AVANCES EN EL DESARROLLO DE UN MÉTODO PARA LA PRODUCCIÓN DE UN INSUMO CLAVE EN LA INDUSTRIA
BIOTECNOLÓGICA
C. Toulomdjian1, M. Catone2, E. Elhalem1, M. Córdoba1, L. Pozo3, V. Cesa4, M.J. Comin1, M. Blasco2, L. Gandolfi Donadío1 Programa de Fortalecimiento de la Cadena de Valor de la Industria Farmacéutica y Farmoquímica
(1) INTI Química, (2) INTI Biotecnología, (3) INTI-Gerencia de Desarrollo, (4) INTI-Economía Industrial gandolfi@inti.gob.ar
Introducción
La expresión de proteínas específicas mediante el uso de microorganismos modificados genéticamente es el pilar fundamental de la biotecnología moderna, caracterizada por conjunción de la biología molecular con la microbiología. La bacteria Escherichia coli, es el microorganismo más utilizado en la producción de proteínas recombinantes en bacterias. Entre las herramientas disponibles en este microorganismo, se destaca el promotor del operón Lac, un sistema de control de la expresión de proteínas que es regulado por la presencia de lactosa y el estado metabólico de las células. Éste promotor, activa la expresión de las proteínas codificadas río-abajo en presencia de lactosa o compuestos capaces de mimetizar el rol de la lactosa, como por ejemplo análogos de la alolactosa (galactosa-β-(1,6)glucosa), responsable de la activación del promotor Lac. En particular resultan de utilidad en esta activación los análogos que son capaces de inducir la expresión sin ser metabolizados por las galactosidasas celulares lo que les permite actuar en forma sostenida. Entre los análogos, el isopropil-β-Dtiogalactopiranósido (IPTG, 1) es el más difundido en la industrial biotecnológica y en I+D. El mercado local para este producto se estima de 30 a 60 kg por año, mientras que el precio medio de mercado en volúmenes industriales es de alrededor de 12000 US$/kg. En Argentina este insumo no es producido localmente y todo el abastecimiento se da a través de las importaciones.

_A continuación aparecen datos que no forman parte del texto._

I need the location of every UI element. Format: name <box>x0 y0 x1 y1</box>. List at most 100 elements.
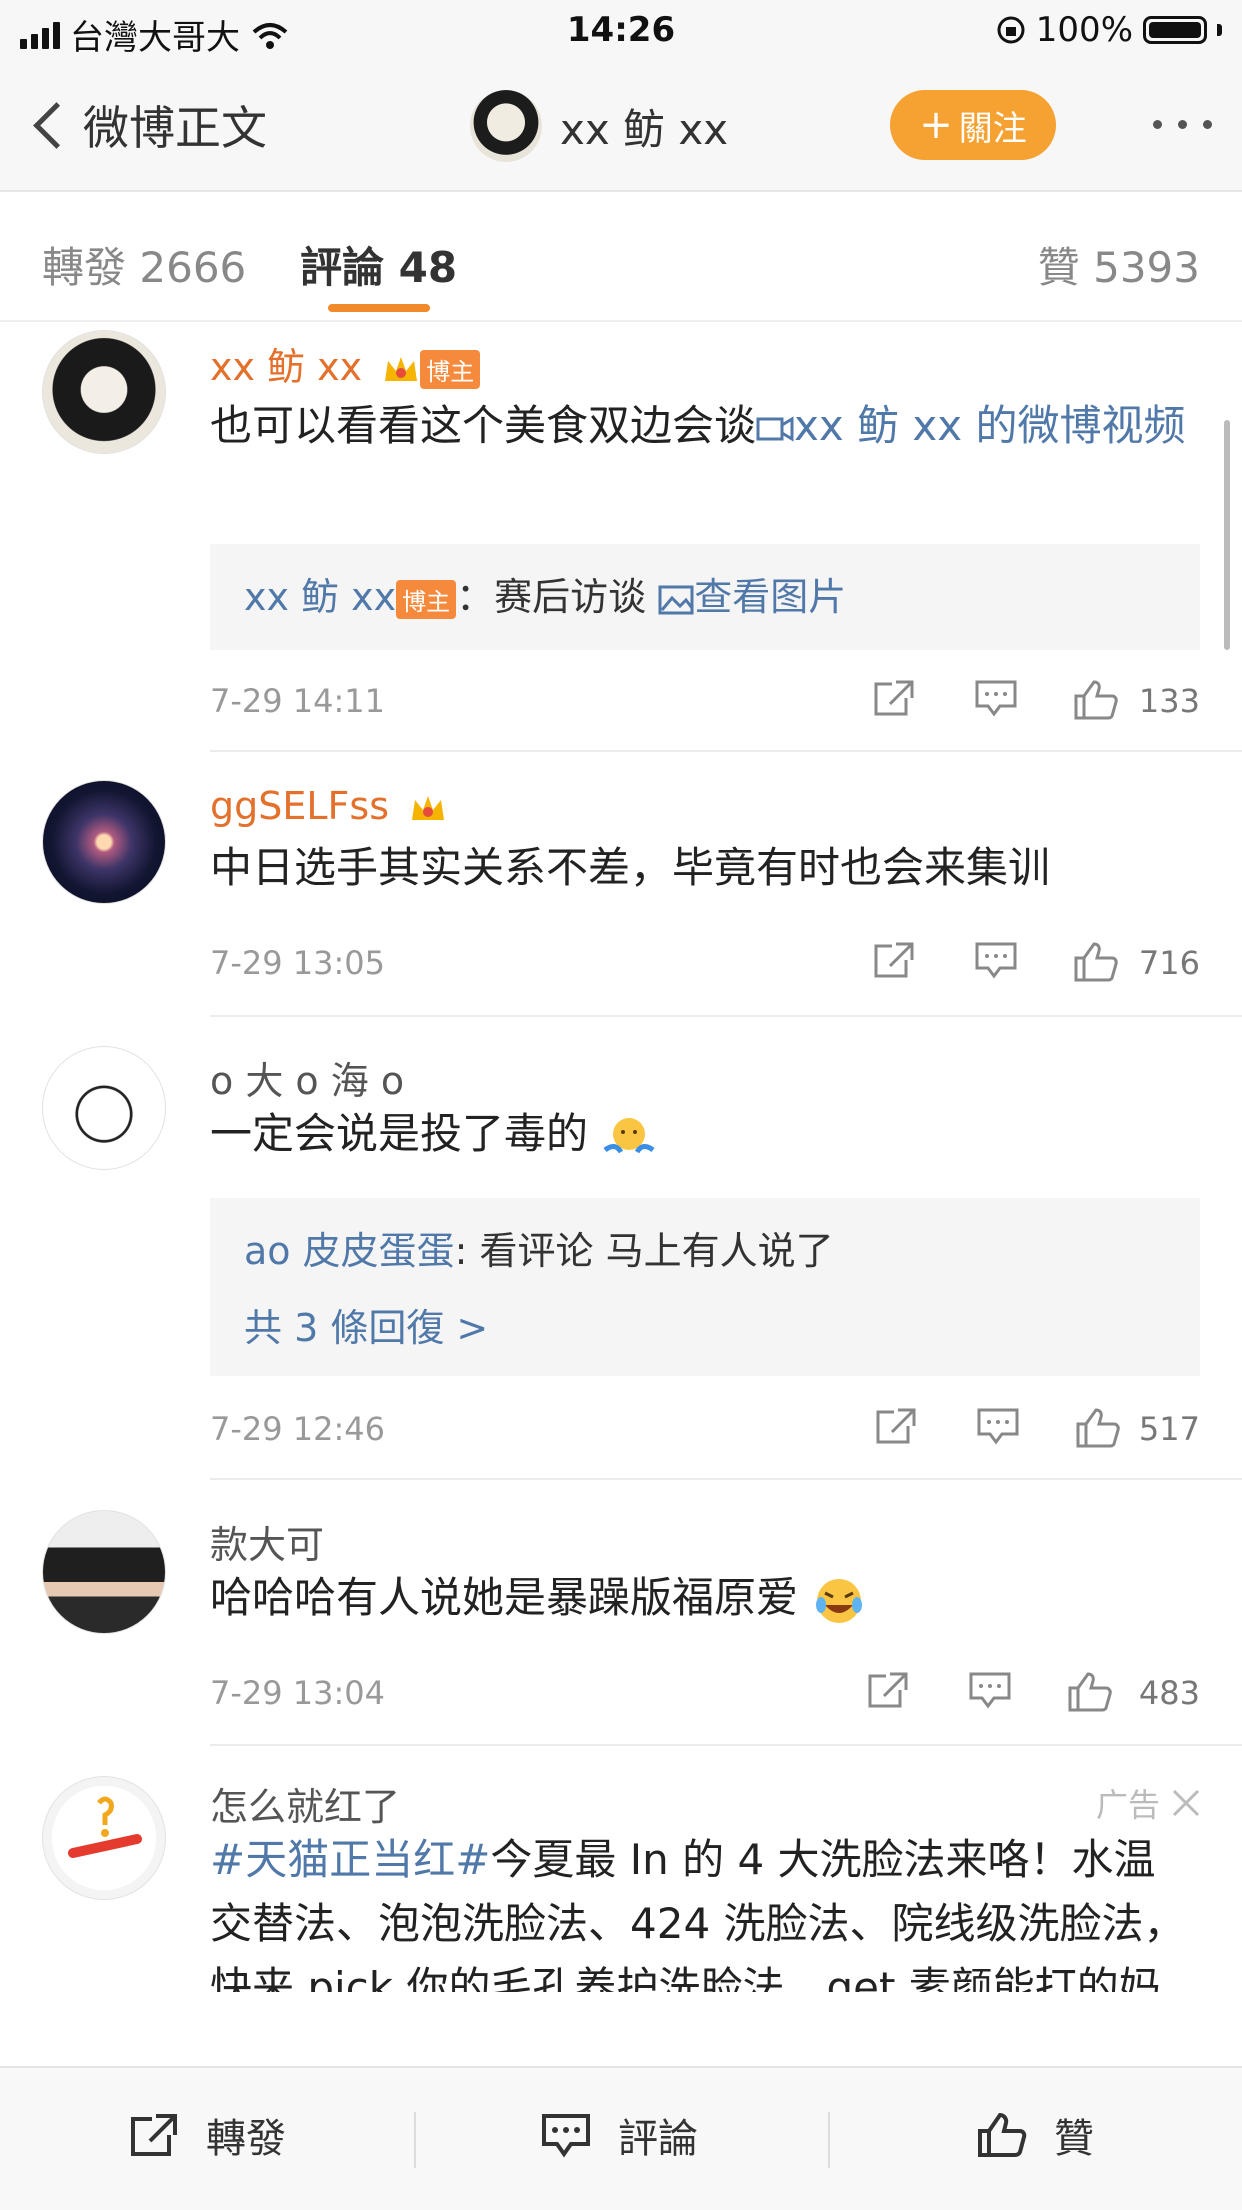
author-name: ggSELFss <box>210 784 389 828</box>
repost-icon[interactable] <box>872 678 916 718</box>
battery-icon <box>1143 16 1207 44</box>
comment-icon <box>542 2114 590 2158</box>
video-link-label: xx 鲂 xx 的微博视频 <box>794 401 1186 450</box>
scrollbar[interactable] <box>1224 420 1230 650</box>
like-icon[interactable] <box>1072 678 1120 722</box>
brand-logo-icon <box>68 1796 142 1858</box>
more-icon[interactable] <box>1153 120 1212 129</box>
comment-text-body: 也可以看看这个美食双边会谈 <box>210 401 757 450</box>
bottom-comment-button[interactable]: 評論 <box>540 2106 698 2164</box>
more-replies-link[interactable]: 共 3 條回復 > <box>244 1297 1166 1352</box>
avatar[interactable] <box>42 1776 166 1900</box>
battery-percent: 100% <box>1035 10 1133 50</box>
comment-date: 7-29 14:11 <box>210 682 386 720</box>
divider <box>414 2112 416 2168</box>
plus-icon: + <box>919 102 953 148</box>
comment-date: 7-29 12:46 <box>210 1410 386 1448</box>
tab-bar: 轉發 2666 評論 48 贊 5393 <box>0 192 1242 322</box>
laughing-emoji-icon <box>816 1578 863 1623</box>
follow-button[interactable]: + 關注 <box>890 90 1056 160</box>
comment-date: 7-29 13:05 <box>210 944 386 982</box>
comment-meta: 7-29 13:04 483 <box>210 1660 1200 1720</box>
reply-text: : 看评论 马上有人说了 <box>454 1229 834 1273</box>
author-badge: 博主 <box>420 350 481 389</box>
comment-text: 也可以看看这个美食双边会谈 xx 鲂 xx 的微博视频 <box>210 394 1200 458</box>
status-right: 100% <box>996 10 1222 50</box>
divider <box>210 1744 1242 1746</box>
avatar[interactable] <box>42 1046 166 1170</box>
crown-icon <box>385 356 418 381</box>
tab-like-label: 贊 <box>1037 243 1080 292</box>
comment-meta: 7-29 14:11 133 <box>210 668 1200 728</box>
comment-author[interactable]: xx 鲂 xx 博主 <box>210 336 481 391</box>
status-bar: 台灣大哥大 14:26 100% <box>0 0 1242 62</box>
tab-comment-count: 48 <box>398 243 458 292</box>
comment-icon[interactable] <box>976 1406 1020 1446</box>
comment-icon[interactable] <box>974 940 1018 980</box>
nav-bar: 微博正文 xx 鲂 xx + 關注 <box>0 62 1242 192</box>
like-count: 483 <box>1138 1674 1200 1712</box>
ad-label: 广告 <box>1095 1786 1160 1824</box>
tab-like[interactable]: 贊 5393 <box>1038 234 1200 295</box>
like-count: 716 <box>1138 944 1200 982</box>
tab-repost-label: 轉發 <box>42 243 127 292</box>
close-icon[interactable] <box>1170 1787 1202 1819</box>
bottom-like-button[interactable]: 贊 <box>976 2106 1094 2164</box>
avatar[interactable] <box>42 1510 166 1634</box>
follow-label: 關注 <box>958 108 1027 149</box>
bottom-comment-label: 評論 <box>618 2116 698 2162</box>
chevron-left-icon <box>33 101 80 149</box>
comment-author[interactable]: 怎么就红了 <box>210 1776 400 1831</box>
author-name: xx 鲂 xx <box>210 345 363 389</box>
bottom-like-label: 贊 <box>1054 2116 1094 2162</box>
avatar <box>470 90 542 162</box>
tab-repost-count: 2666 <box>139 243 247 292</box>
nav-username: xx 鲂 xx <box>560 104 729 154</box>
like-icon[interactable] <box>1072 940 1120 984</box>
like-count: 517 <box>1138 1410 1200 1448</box>
repost-icon[interactable] <box>872 940 916 980</box>
bottom-action-bar: 轉發 評論 贊 <box>0 2066 1242 2210</box>
reply-author[interactable]: ao 皮皮蛋蛋 <box>244 1229 455 1273</box>
video-link[interactable]: xx 鲂 xx 的微博视频 <box>756 401 1186 450</box>
crown-icon <box>412 795 445 820</box>
comment-author[interactable]: 款大可 <box>210 1514 324 1569</box>
bottom-repost-button[interactable]: 轉發 <box>128 2106 286 2164</box>
repost-icon[interactable] <box>874 1406 918 1446</box>
avatar[interactable] <box>42 780 166 904</box>
comment-icon[interactable] <box>968 1670 1012 1710</box>
back-label: 微博正文 <box>83 101 267 155</box>
nav-user[interactable]: xx 鲂 xx <box>470 90 728 162</box>
reply-badge: 博主 <box>396 580 457 619</box>
comment-icon[interactable] <box>974 678 1018 718</box>
comment-author[interactable]: ggSELFss <box>210 784 447 828</box>
image-icon <box>658 585 694 614</box>
hashtag-link[interactable]: #天猫正当红# <box>210 1835 490 1884</box>
comment-author[interactable]: o 大 o 海 o <box>210 1050 404 1105</box>
tab-repost[interactable]: 轉發 2666 <box>42 234 246 295</box>
tab-comment[interactable]: 評論 48 <box>300 234 457 295</box>
reply-box[interactable]: xx 鲂 xx 博主 ：赛后访谈 查看图片 <box>210 544 1200 650</box>
avatar[interactable] <box>42 330 166 454</box>
comment-text: 哈哈哈有人说她是暴躁版福原爱 <box>210 1566 1200 1630</box>
comment-text: 一定会说是投了毒的 <box>210 1102 1200 1166</box>
like-icon[interactable] <box>1074 1406 1122 1450</box>
tab-like-count: 5393 <box>1093 243 1200 292</box>
divider <box>210 1478 1242 1480</box>
divider <box>210 750 1242 752</box>
view-image-link[interactable]: 查看图片 <box>658 575 846 619</box>
repost-icon <box>131 2114 177 2156</box>
like-count: 133 <box>1138 682 1200 720</box>
reply-box[interactable]: ao 皮皮蛋蛋: 看评论 马上有人说了 共 3 條回復 > <box>210 1198 1200 1376</box>
divider <box>828 2112 830 2168</box>
back-button[interactable]: 微博正文 <box>30 92 267 158</box>
comment-meta: 7-29 13:05 716 <box>210 930 1200 990</box>
comment-date: 7-29 13:04 <box>210 1674 386 1712</box>
tab-comment-label: 評論 <box>300 243 385 292</box>
battery-cap <box>1217 24 1222 36</box>
repost-icon[interactable] <box>866 1670 910 1710</box>
like-icon[interactable] <box>1066 1670 1114 1714</box>
reply-author[interactable]: xx 鲂 xx <box>244 575 396 619</box>
like-icon <box>978 2112 1027 2157</box>
comment-meta: 7-29 12:46 517 <box>210 1396 1200 1456</box>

Figura 1: Retrosíntesis de IPTG. D-Gal= D-galactosa
El IPTG se obtiene por síntesis química a partir de D-galactosa (Schmidt et al, 1983; Thiem et al, 1993) (D-Gal, Fig. 1). La síntesis química de
hidratos de carbono es una herramienta poderosa que permite obtener oligosacáridos puros. El desafío consiste en primer lugar, en obtener los monómeros de construcción con los hidroxilos protegidos regioselectivamente. Posteriormente, a través de un método de glicosidación conveniente se construyen los enlaces glicosídico estéreo(α o β)- y regioselectivamente de manera de ir ensamblando el oligosacárido (Boons, G J, 2002).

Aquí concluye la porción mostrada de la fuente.